Diamond Model for Organizational Effectiveness


Harvard University Professor Michael Porter developed the diamond model for organizational effectiveness in 1980. Porter uses the diamond model to explain why some nations gain a competitive advantage over others. Porter argues that classical theories, which try to explain national development using variables like climate, natural resources and the demography of workers, provide only a partial explanation. Porter’s model is based on a four-year study of 10 major trading nations and 100 industries, according to Proven Models.

Porter suggests that nations with a competitive advantage possess four main attributes. They include availability of resources and skills, and the types of information that are available to firms for determining the best approach to pursue a business with the available resources and skills. Other essential characteristics are the goals of individual companies and their drive to continuously innovate and invest. Porter suggests that productivity is the main driving force for international competitiveness. He argues further that a nation’s standard of living can be improved as a direct result of increases in productivity.

Determining Factors

Porter argues that nations have the ability to create their own skilled resources and technological base. Other important determinants of national competitiveness include the availability of skilled labor and supporting infrastructure. He suggests that these essential criteria must be upgraded on an ongoing basis. In areas where there are local disadvantages such as a lack of resources and skilled labor, Porter recommends that firms can still compete by developing new methods of innovation to maintain their competitive edge.


Cultivating a local market that has a high demand for goods and services promotes a firm's competitive national advantage. Setting the stage for a strong local market helps firms predict their performance in the global marketplace. Companies must take into consideration both the quantity and quality for local demands. Japan, for example, was able to have a strong competitive advantage in the global marketplace because of its national consumer base, which demanded sophisticated technologies, leading companies to launch new and innovative models.
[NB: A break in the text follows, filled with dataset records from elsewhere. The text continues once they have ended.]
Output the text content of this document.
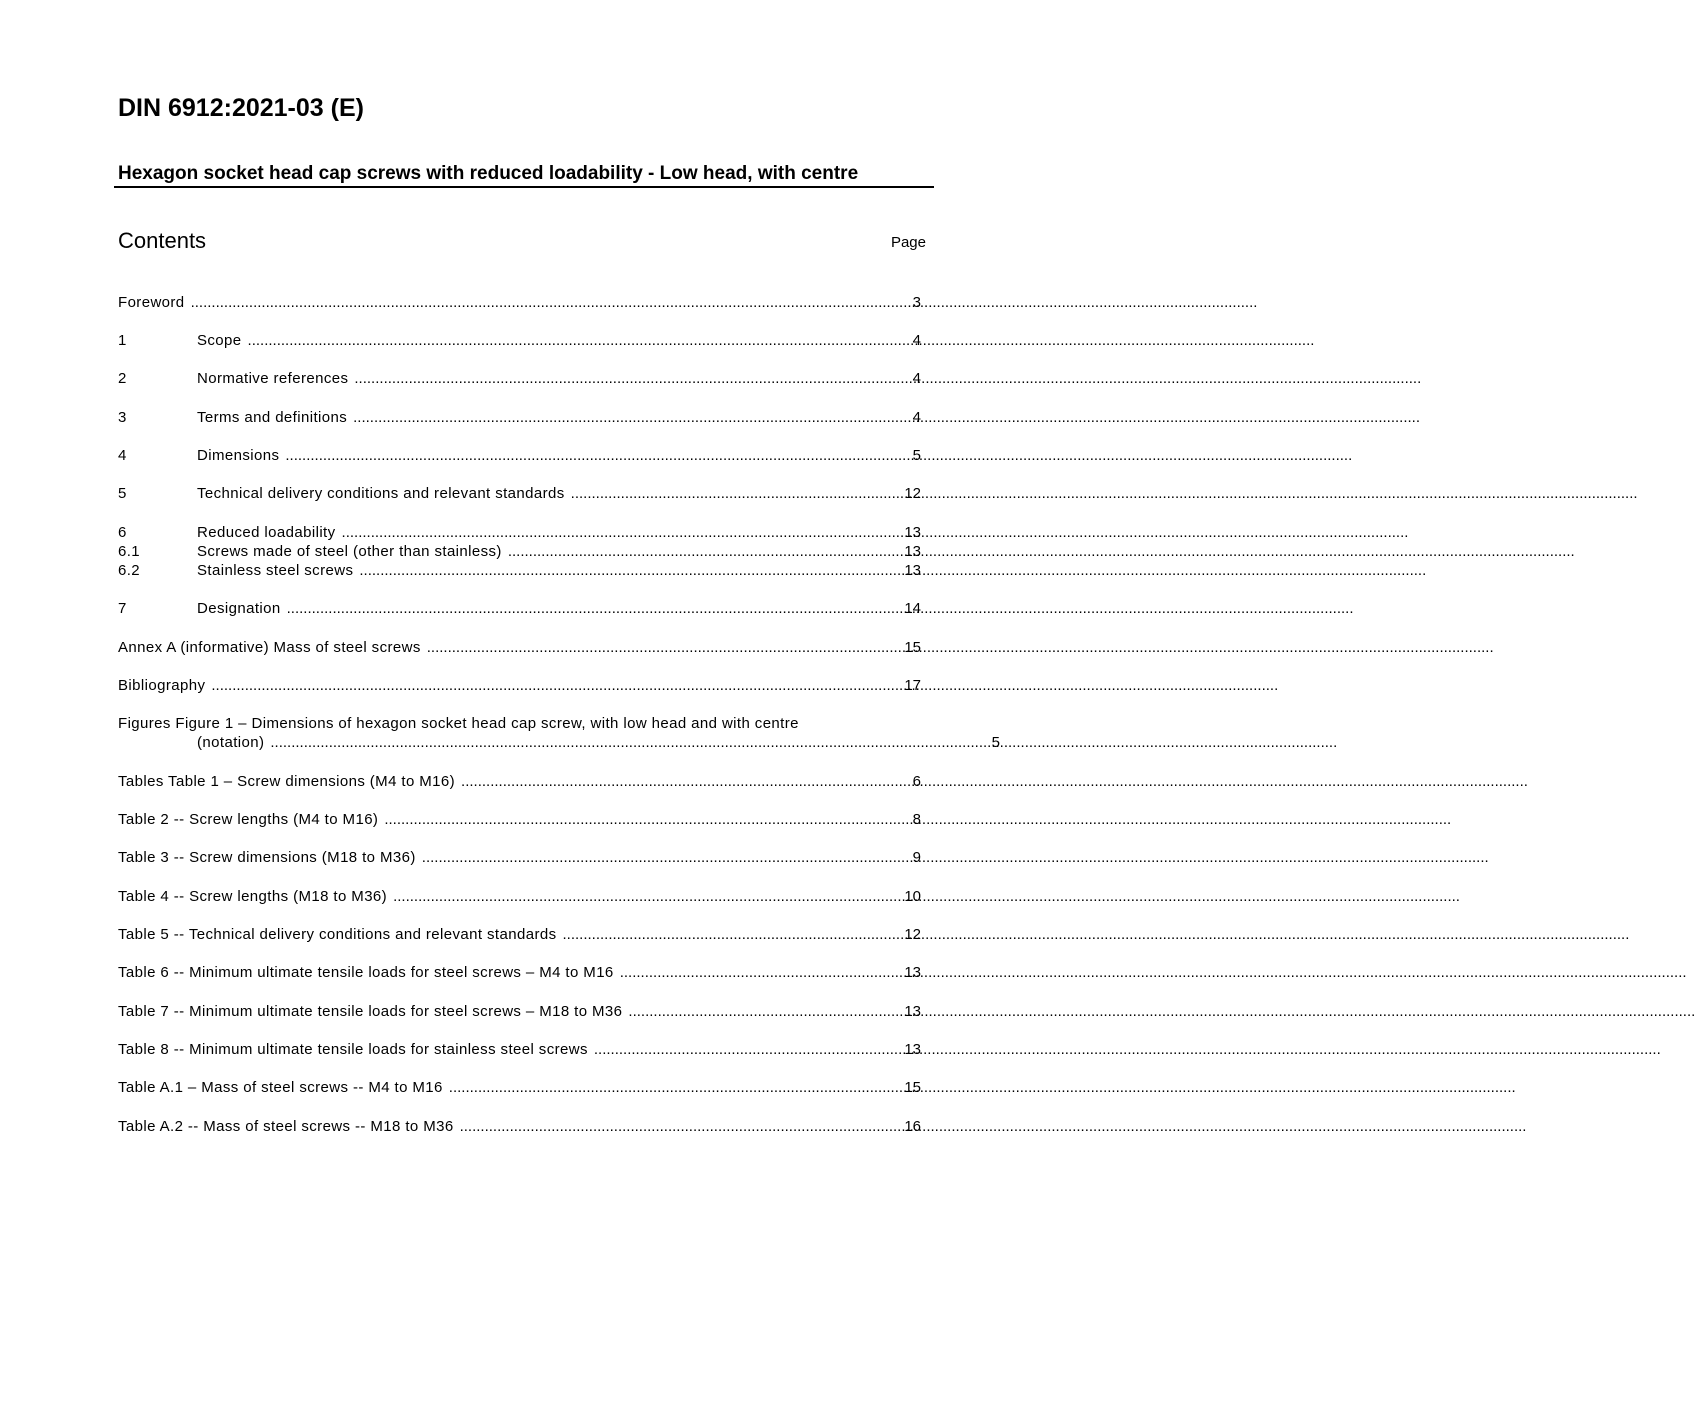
DIN 6912:2021-03 (E)
Hexagon socket head cap screws with reduced loadability - Low head, with centre
Contents	Page
Foreword .....	3
1	Scope .....	4
2	Normative references .....	4
3	Terms and definitions .....	4
4	Dimensions .....	5
5	Technical delivery conditions and relevant standards .....	12
6	Reduced loadability .....	13
6.1	Screws made of steel (other than stainless) .....	13
6.2	Stainless steel screws .....	13
7	Designation .....	14
Annex A (informative) Mass of steel screws .....	15
Bibliography .....	17
Figures Figure 1 – Dimensions of hexagon socket head cap screw, with low head and with centre
(notation) .....	5
Tables Table 1 – Screw dimensions (M4 to M16) .....	6
Table 2 -- Screw lengths (M4 to M16) .....	8
Table 3 -- Screw dimensions (M18 to M36) .....	9
Table 4 -- Screw lengths (M18 to M36) .....	10
Table 5 -- Technical delivery conditions and relevant standards .....	12
Table 6 -- Minimum ultimate tensile loads for steel screws – M4 to M16 .....	13
Table 7 -- Minimum ultimate tensile loads for steel screws – M18 to M36 .....	13
Table 8 -- Minimum ultimate tensile loads for stainless steel screws .....	13
Table A.1 – Mass of steel screws -- M4 to M16 .....	15
Table A.2 -- Mass of steel screws -- M18 to M36 .....	16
Related and Supporting Industries

Porter argues that the presence or absence of related supporting industries at local levels determines the development of more cost-effective and innovative products. Local supporting industries that are competitive help to support the innovations of other industries. In the United States, national highway systems combined with the oil and gas industry contributed significantly to the rise of the automobile industry. This is further strengthened when industries have a stronghold in the global marketplace.
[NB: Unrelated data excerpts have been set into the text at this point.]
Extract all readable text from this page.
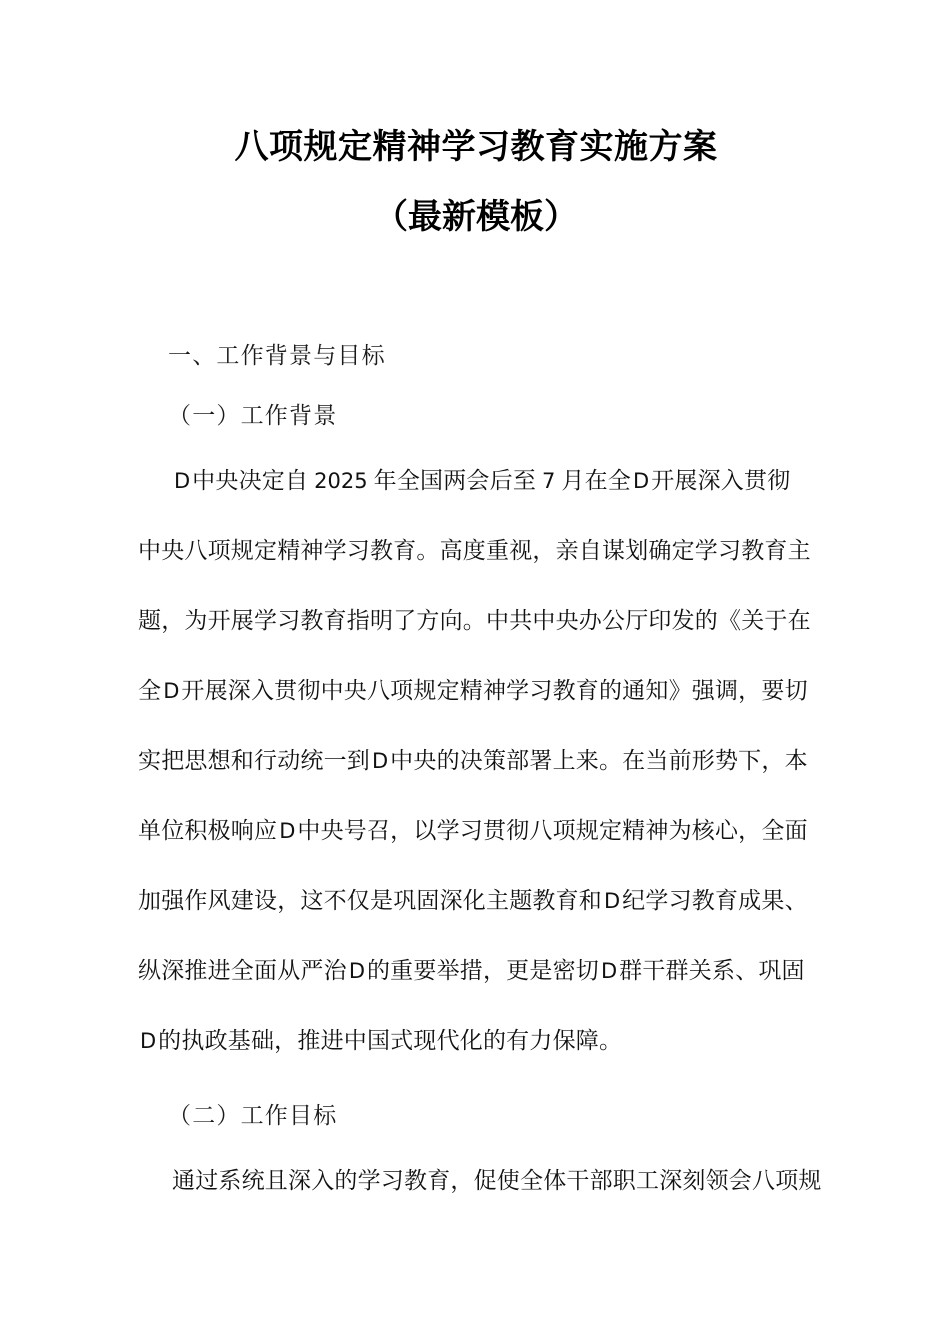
八项规定精神学习教育实施方案
（最新模板）
一、工作背景与目标
（一）工作背景
D中央决定自 2025 年全国两会后至 7 月在全D开展深入贯彻
中央八项规定精神学习教育。高度重视，亲自谋划确定学习教育主
题，为开展学习教育指明了方向。中共中央办公厅印发的《关于在
全D开展深入贯彻中央八项规定精神学习教育的通知》强调，要切
实把思想和行动统一到D中央的决策部署上来。在当前形势下，本
单位积极响应D中央号召，以学习贯彻八项规定精神为核心，全面
加强作风建设，这不仅是巩固深化主题教育和D纪学习教育成果、
纵深推进全面从严治D的重要举措，更是密切D群干群关系、巩固
D的执政基础，推进中国式现代化的有力保障。
（二）工作目标
通过系统且深入的学习教育，促使全体干部职工深刻领会八项规
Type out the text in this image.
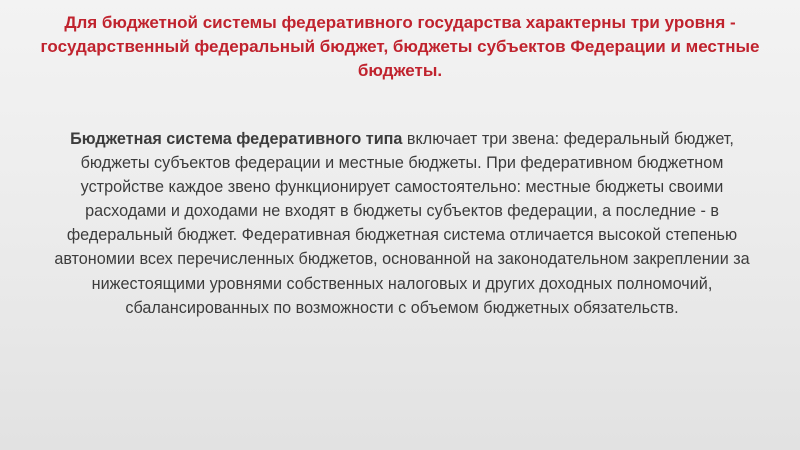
Для бюджетной системы федеративного государства характерны три уровня - государственный федеральный бюджет, бюджеты субъектов Федерации и местные бюджеты.

Бюджетная система федеративного типа включает три звена: федеральный бюджет, бюджеты субъектов федерации и местные бюджеты. При федеративном бюджетном устройстве каждое звено функционирует самостоятельно: местные бюджеты своими расходами и доходами не входят в бюджеты субъектов федерации, а последние - в федеральный бюджет. Федеративная бюджетная система отличается высокой степенью автономии всех перечисленных бюджетов, основанной на законодательном закреплении за нижестоящими уровнями собственных налоговых и других доходных полномочий, сбалансированных по возможности с объемом бюджетных обязательств.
The organizational structure of local firms has an overall influence on their ability to compete in local and global markets. This includes factors such as a company’s hierarchy, size and administrative model. The role of governments in the organizational structure of firms also determines which types of industries have the potential of excelling in the marketplace. Porter suggests that domestic rivalry forces local industries to become innovative by launching new products and improving quality, reducing costs and developing new technologies.